The VETTF is financed through a 10 percent levy on vehicle emission tests, with the remaining 90 percent allocated to private testing companies. Though official figures are not disclosed, revenue from the program is estimated at Rs. 1.5–2 billion annually, based on test volumes and vehicle registrations.

Since its inception, the fund has supported a wide range of initiatives including random on-road emission checks, public education campaigns, training of emission testing technicians, and research into improving air quality. One of its notable projects in 2023 was the “WhatsApp Spotter” program, which empowered citizens to report vehicles emitting excessive smoke in real time.

Environmentalists and transport sector professionals are voicing concern that centralizing the fund’s management could reduce the efficiency and independence of these operations.

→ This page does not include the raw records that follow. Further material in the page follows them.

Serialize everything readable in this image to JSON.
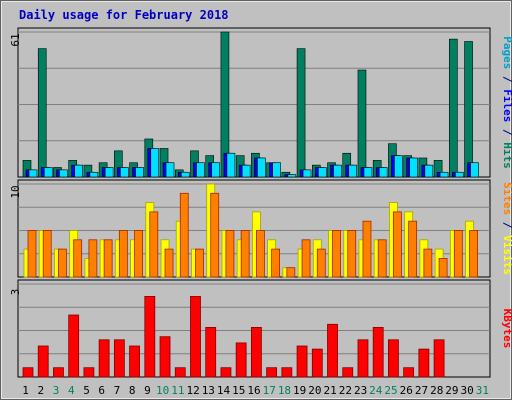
{
  "chart_data": {
    "type": "bar",
    "title": "Daily usage for February 2018",
    "categories": [
      "1",
      "2",
      "3",
      "4",
      "5",
      "6",
      "7",
      "8",
      "9",
      "10",
      "11",
      "12",
      "13",
      "14",
      "15",
      "16",
      "17",
      "18",
      "19",
      "20",
      "21",
      "22",
      "23",
      "24",
      "25",
      "26",
      "27",
      "28",
      "29",
      "30",
      "31"
    ],
    "weekend_days": [
      "3",
      "4",
      "10",
      "11",
      "17",
      "18",
      "24",
      "25",
      "31"
    ],
    "panels": [
      {
        "id": "pages_files_hits",
        "ymax": 61,
        "ymax_label": "61",
        "ylabel_parts": [
          {
            "text": "Pages",
            "color": "#00a0cc"
          },
          {
            "text": " / ",
            "color": "#000080"
          },
          {
            "text": "Files",
            "color": "#0000ff"
          },
          {
            "text": " / ",
            "color": "#000080"
          },
          {
            "text": "Hits",
            "color": "#008060"
          }
        ],
        "series": [
          {
            "name": "Hits",
            "color": "#008060",
            "values": [
              7,
              54,
              4,
              7,
              5,
              6,
              11,
              6,
              16,
              12,
              3,
              11,
              9,
              61,
              9,
              10,
              6,
              2,
              54,
              5,
              6,
              10,
              45,
              7,
              14,
              9,
              8,
              7,
              58,
              57,
              0
            ]
          },
          {
            "name": "Files",
            "color": "#0000ff",
            "values": [
              3,
              4,
              3,
              5,
              2,
              4,
              4,
              4,
              12,
              6,
              2,
              6,
              6,
              10,
              5,
              8,
              6,
              1,
              3,
              4,
              5,
              5,
              4,
              4,
              9,
              8,
              5,
              2,
              2,
              6,
              0
            ]
          },
          {
            "name": "Pages",
            "color": "#00e0ff",
            "values": [
              3,
              4,
              3,
              5,
              2,
              4,
              4,
              4,
              12,
              6,
              2,
              6,
              6,
              10,
              5,
              8,
              6,
              1,
              3,
              4,
              5,
              5,
              4,
              4,
              9,
              8,
              5,
              2,
              2,
              6,
              0
            ]
          }
        ]
      },
      {
        "id": "visits_sites",
        "ymax": 10,
        "ymax_label": "10",
        "ylabel_parts": [
          {
            "text": "Sites",
            "color": "#ff8000"
          },
          {
            "text": " / ",
            "color": "#000080"
          },
          {
            "text": "Visits",
            "color": "#ffff00"
          }
        ],
        "series": [
          {
            "name": "Visits",
            "color": "#ffff00",
            "values": [
              3,
              5,
              3,
              5,
              2,
              4,
              4,
              4,
              8,
              4,
              6,
              3,
              10,
              5,
              4,
              7,
              4,
              1,
              3,
              4,
              5,
              5,
              4,
              4,
              8,
              7,
              4,
              3,
              5,
              6,
              0
            ]
          },
          {
            "name": "Sites",
            "color": "#ff8000",
            "values": [
              5,
              5,
              3,
              4,
              4,
              4,
              5,
              5,
              7,
              3,
              9,
              3,
              9,
              5,
              5,
              5,
              3,
              1,
              4,
              3,
              5,
              5,
              6,
              4,
              7,
              6,
              3,
              2,
              5,
              5,
              0
            ]
          }
        ]
      },
      {
        "id": "kbytes",
        "ymax": 3,
        "ymax_label": "3",
        "ylabel_parts": [
          {
            "text": "KBytes",
            "color": "#ff0000"
          }
        ],
        "series": [
          {
            "name": "KBytes",
            "color": "#ff0000",
            "values": [
              0.3,
              1.0,
              0.3,
              2.0,
              0.3,
              1.2,
              1.2,
              1.0,
              2.6,
              1.3,
              0.3,
              2.6,
              1.6,
              0.3,
              1.1,
              1.6,
              0.3,
              0.3,
              1.0,
              0.9,
              1.7,
              0.3,
              1.2,
              1.6,
              1.2,
              0.3,
              0.9,
              1.2,
              0,
              0,
              0
            ]
          }
        ]
      }
    ]
  }
}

They argue that the fund’s unique structure—governed by a five-member board and protected under a trust deed—has enabled targeted, responsive decision-making without reliance on Treasury funding.

The origins of the VETTF lie in public advocacy dating back to 1998 and a landmark Supreme Court ruling in 2000, which led to its creation as a mechanism to independently support vehicle emission regulation.

While the Treasury has assured continuity of operations under centralized management, critics warn that losing the fund’s autonomy could dilute its impact, undermine transparency, and stall progress in reducing vehicular emissions in Sri Lanka.